Dass Haare nach einer Kur beschwert sind und platt herunterhängen, ist ein häufiges Problem. Es liegt meist nicht an der Kur selbst, sondern daran, dass das Produkt nicht optimal auf den Haartyp oder die Anwendung abgestimmt ist.
Hier sind die Hauptgründe, warum das passiert:
1. Zu reichhaltige Inhaltsstoffe für deinen Haartyp
Haarkuren sind darauf ausgelegt, die Schuppenschicht des Haares zu durchdringen und es intensiv zu pflegen. Wenn du feines oder dünnes Haar hast, aber eine Kur für "sehr trockenes, strapaziertes oder dickes Haar" verwendest, sind die enthaltenen Öle (wie Butter oder schwere Pflanzenöle) und Proteine schlichtweg zu schwer. Sie legen sich wie ein Film um das Haar und ziehen es nach unten.
2. Anwendung am Haaransatz
Dies ist der häufigste Fehler. Die Kopfhaut produziert natürliches Fett (Talg), das den Ansatz ohnehin geschmeidig hält. Eine Kur gehört nur in die Längen und Spitzen (etwa ab Ohrhöhe abwärts). Wenn das Produkt an den Ansatz gelangt, verliert das Haar sofort sein Volumen und wirkt fettig oder "klätschig".
3. Nicht gründlich genug ausgespült
Haarkuren sind sehr konzentriert. Wenn nach dem Waschen noch Rückstände im Haar verbleiben, beschweren diese das Haar beim Trocknen extrem. Das Haar fühlt sich dann oft wachsig oder klebrig an.
- Tipp: Spüle so lange, bis sich das Wasser nicht mehr seifig anfühlt und die Haare "quietschen", wenn du mit den Fingern darüberfährst.

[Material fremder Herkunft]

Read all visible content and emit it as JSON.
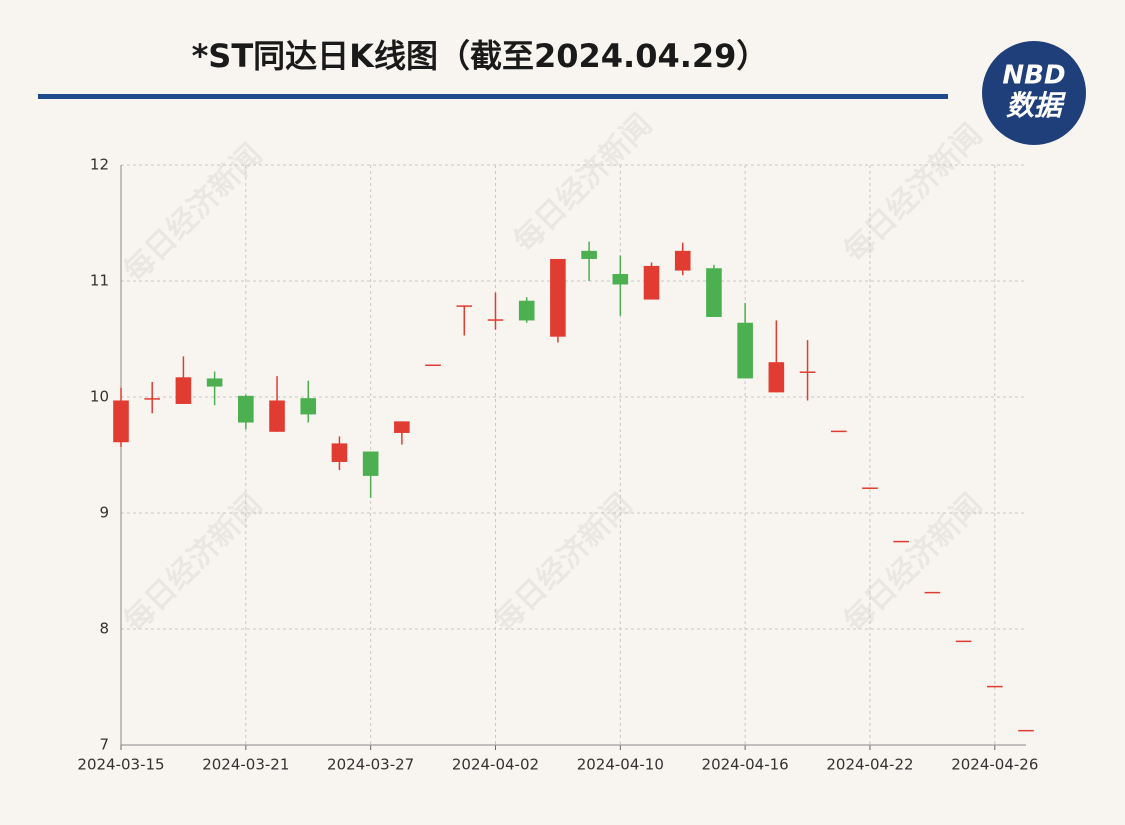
{
  "chart_data": {
    "type": "candlestick",
    "title": "*ST同达日K线图（截至2024.04.29）",
    "logo": {
      "brand": "NBD",
      "sub": "数据"
    },
    "watermark": "每日经济新闻",
    "categories": [
      "2024-03-15",
      null,
      null,
      null,
      "2024-03-21",
      null,
      null,
      null,
      "2024-03-27",
      null,
      null,
      null,
      "2024-04-02",
      null,
      null,
      null,
      "2024-04-10",
      null,
      null,
      null,
      "2024-04-16",
      null,
      null,
      null,
      "2024-04-22",
      null,
      null,
      null,
      "2024-04-26",
      null
    ],
    "open": [
      9.61,
      9.98,
      9.94,
      10.16,
      10.01,
      9.7,
      9.99,
      9.44,
      9.53,
      9.69,
      10.28,
      10.79,
      10.66,
      10.83,
      10.52,
      11.26,
      11.06,
      10.84,
      11.09,
      11.11,
      10.64,
      10.04,
      10.21,
      9.71,
      9.22,
      8.76,
      8.32,
      7.9,
      7.51,
      7.13
    ],
    "high": [
      10.08,
      10.13,
      10.35,
      10.22,
      10.02,
      10.18,
      10.14,
      9.66,
      9.53,
      9.79,
      10.28,
      10.79,
      10.9,
      10.86,
      11.19,
      11.34,
      11.22,
      11.16,
      11.33,
      11.14,
      10.81,
      10.66,
      10.49,
      9.71,
      9.22,
      8.76,
      8.32,
      7.9,
      7.51,
      7.13
    ],
    "low": [
      9.57,
      9.86,
      9.94,
      9.93,
      9.72,
      9.7,
      9.78,
      9.37,
      9.13,
      9.59,
      10.28,
      10.53,
      10.58,
      10.64,
      10.47,
      11.0,
      10.7,
      10.84,
      11.05,
      10.69,
      10.16,
      10.04,
      9.97,
      9.71,
      9.22,
      8.76,
      8.32,
      7.9,
      7.51,
      7.13
    ],
    "close": [
      9.97,
      9.99,
      10.17,
      10.09,
      9.78,
      9.97,
      9.85,
      9.6,
      9.32,
      9.79,
      10.28,
      10.79,
      10.67,
      10.66,
      11.19,
      11.19,
      10.97,
      11.13,
      11.26,
      10.69,
      10.16,
      10.3,
      10.22,
      9.71,
      9.22,
      8.76,
      8.32,
      7.9,
      7.51,
      7.13
    ],
    "up_color": "#e03c31",
    "down_color": "#4caf50",
    "ylim": [
      7,
      12
    ],
    "yticks": [
      7,
      8,
      9,
      10,
      11,
      12
    ],
    "grid": true
  }
}
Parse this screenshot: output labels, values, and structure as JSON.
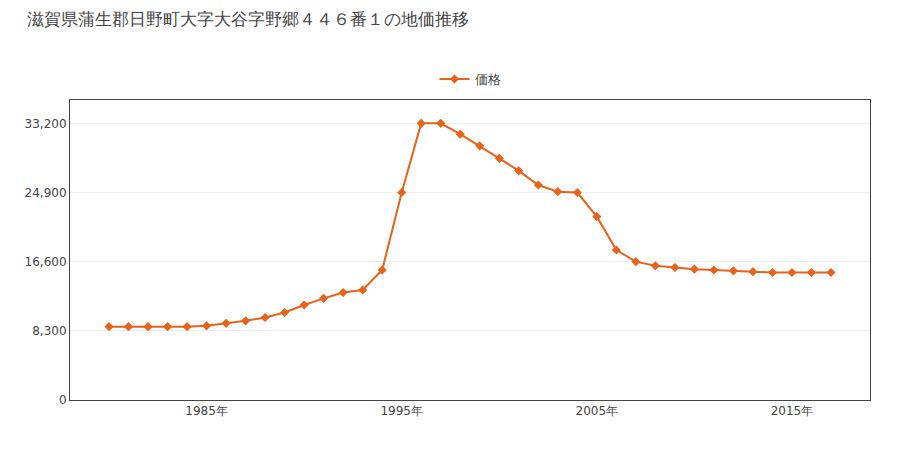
{
  "chart_data": {
    "type": "line",
    "title": "滋賀県蒲生郡日野町大字大谷字野郷４４６番１の地価推移",
    "x": [
      1980,
      1981,
      1982,
      1983,
      1984,
      1985,
      1986,
      1987,
      1988,
      1989,
      1990,
      1991,
      1992,
      1993,
      1994,
      1995,
      1996,
      1997,
      1998,
      1999,
      2000,
      2001,
      2002,
      2003,
      2004,
      2005,
      2006,
      2007,
      2008,
      2009,
      2010,
      2011,
      2012,
      2013,
      2014,
      2015,
      2016,
      2017
    ],
    "series": [
      {
        "name": "価格",
        "color": "#e8621a",
        "marker": "diamond",
        "values": [
          8800,
          8800,
          8800,
          8800,
          8800,
          8900,
          9200,
          9500,
          9900,
          10500,
          11400,
          12200,
          12900,
          13200,
          15600,
          24900,
          33200,
          33200,
          31900,
          30500,
          29000,
          27500,
          25800,
          25000,
          24900,
          22000,
          18000,
          16600,
          16100,
          15900,
          15700,
          15600,
          15500,
          15400,
          15300,
          15300,
          15300,
          15300
        ]
      }
    ],
    "xlim": [
      1978,
      2019
    ],
    "xticks": [
      {
        "value": 1985,
        "label": "1985年"
      },
      {
        "value": 1995,
        "label": "1995年"
      },
      {
        "value": 2005,
        "label": "2005年"
      },
      {
        "value": 2015,
        "label": "2015年"
      }
    ],
    "ylim": [
      0,
      36000
    ],
    "yticks": [
      0,
      {
        "value": 8300,
        "label": "8,300"
      },
      {
        "value": 16600,
        "label": "16,600"
      },
      {
        "value": 24900,
        "label": "24,900"
      },
      {
        "value": 33200,
        "label": "33,200"
      }
    ],
    "grid": "y",
    "legend": "top"
  }
}
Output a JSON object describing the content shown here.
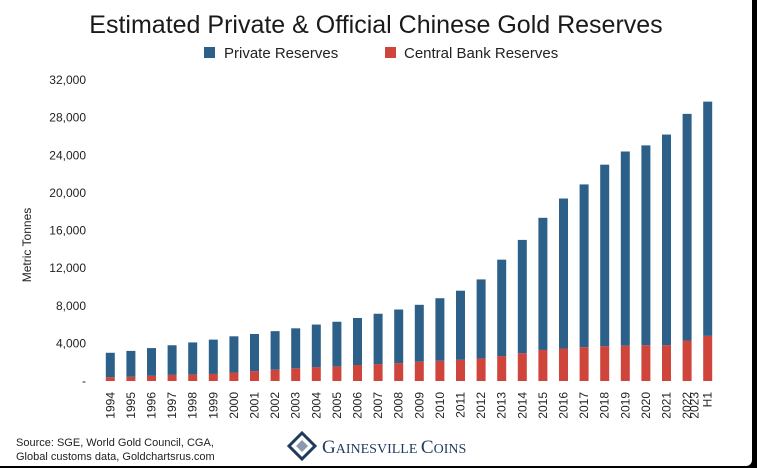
{
  "chart_data": {
    "type": "bar",
    "stacked": true,
    "title": "Estimated Private & Official Chinese Gold Reserves",
    "xlabel": "",
    "ylabel": "Metric Tonnes",
    "ylim": [
      0,
      32000
    ],
    "yticks": [
      0,
      4000,
      8000,
      12000,
      16000,
      20000,
      24000,
      28000,
      32000
    ],
    "ytick_labels": [
      "-",
      "4,000",
      "8,000",
      "12,000",
      "16,000",
      "20,000",
      "24,000",
      "28,000",
      "32,000"
    ],
    "categories": [
      "1994",
      "1995",
      "1996",
      "1997",
      "1998",
      "1999",
      "2000",
      "2001",
      "2002",
      "2003",
      "2004",
      "2005",
      "2006",
      "2007",
      "2008",
      "2009",
      "2010",
      "2011",
      "2012",
      "2013",
      "2014",
      "2015",
      "2016",
      "2017",
      "2018",
      "2019",
      "2020",
      "2021",
      "2022",
      "H1 2023"
    ],
    "legend_position": "top",
    "grid": false,
    "series": [
      {
        "name": "Central Bank Reserves",
        "color": "#d0453b",
        "values": [
          400,
          450,
          550,
          650,
          700,
          750,
          900,
          1050,
          1200,
          1350,
          1450,
          1550,
          1700,
          1800,
          1900,
          2050,
          2150,
          2250,
          2400,
          2650,
          2950,
          3300,
          3450,
          3600,
          3700,
          3750,
          3800,
          3800,
          4300,
          4800
        ]
      },
      {
        "name": "Private Reserves",
        "color": "#2d6088",
        "values": [
          2600,
          2750,
          2950,
          3150,
          3400,
          3650,
          3850,
          3950,
          4100,
          4250,
          4550,
          4750,
          5000,
          5350,
          5700,
          6050,
          6650,
          7350,
          8400,
          10250,
          12050,
          14050,
          15950,
          17300,
          19300,
          20650,
          21250,
          22400,
          24100,
          24900
        ]
      }
    ]
  },
  "source_line1": "Source: SGE, World Gold Council, CGA,",
  "source_line2": "Global customs data, Goldchartsrus.com",
  "brand_name_big1": "G",
  "brand_name_small1": "AINESVILLE ",
  "brand_name_big2": "C",
  "brand_name_small2": "OINS",
  "logo_icon": "gainesville-coins-diamond-logo"
}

4. Der "Build-up"-Effekt durch Silikone
Viele konventionelle Kuren enthalten Silikone. Diese legen sich um das Haar, um es glänzend und kämmbar zu machen. Bei häufiger Anwendung schichten sich diese Silikone übereinander (Build-up). Das Haar wird immer schwerer, verliert seine natürliche Sprungkraft und lässt sich kaum noch stylen.
5. Zu lange Einwirkzeit
Mehr hilft nicht immer mehr. Wenn eine Kur 3–5 Minuten einwirken soll, du sie aber 30 Minuten im Haar lässt, kann das Haar "überpflegt" werden. Die Haarstruktur saugt sich so voll mit Pflegestoffen, dass sie ihre Leichtigkeit verliert.
6. Zu häufige Anwendung
Eine Haarkur ist ein Intensivprodukt. Werden die Haare bei jeder Wäsche gekurt, ist das oft zu viel des Guten. Einmal pro Woche reicht in der Regel völlig aus. Ansonsten sollte man eher zu einem leichten Conditioner (Spülung) greifen.
Was kannst du tun?
- Produkt wechseln: Wenn du feines Haar hast, suche nach "leichten" Kuren, oft als "Fluid", "Gel-Kur" oder "Volume Mask" deklariert.
- Weniger ist mehr: Verwende nur eine etwa walnussgroße Menge (bei langem Haar).
- Reinigungs-Shampoo nutzen: Wenn dein Haar bereits stark beschwert ist, hilft ein "Tiefenreinigungsshampoo" (Clarifying Shampoo), um alle Rückstände und Silikone einmal komplett zu entfernen.
- Conditioner nach der Kur? Manche machen den Fehler, erst zu kuren und dann noch Conditioner zu nutzen. In der Regel ersetzt die Kur den Conditioner. (Wobei manche Experten sagen: Kur öffnet, Conditioner schließt – aber bei feinem Haar ist das meist zu viel).
- Reverse Washing: Probiere mal, die Kur vor dem Shampoonieren in die Längen zu geben, kurz einwirken zu lassen und dann alles mit Shampoo auszuwaschen. So bekommt das Haar Pflege, aber alle überschüssigen Fette werden weggewaschen.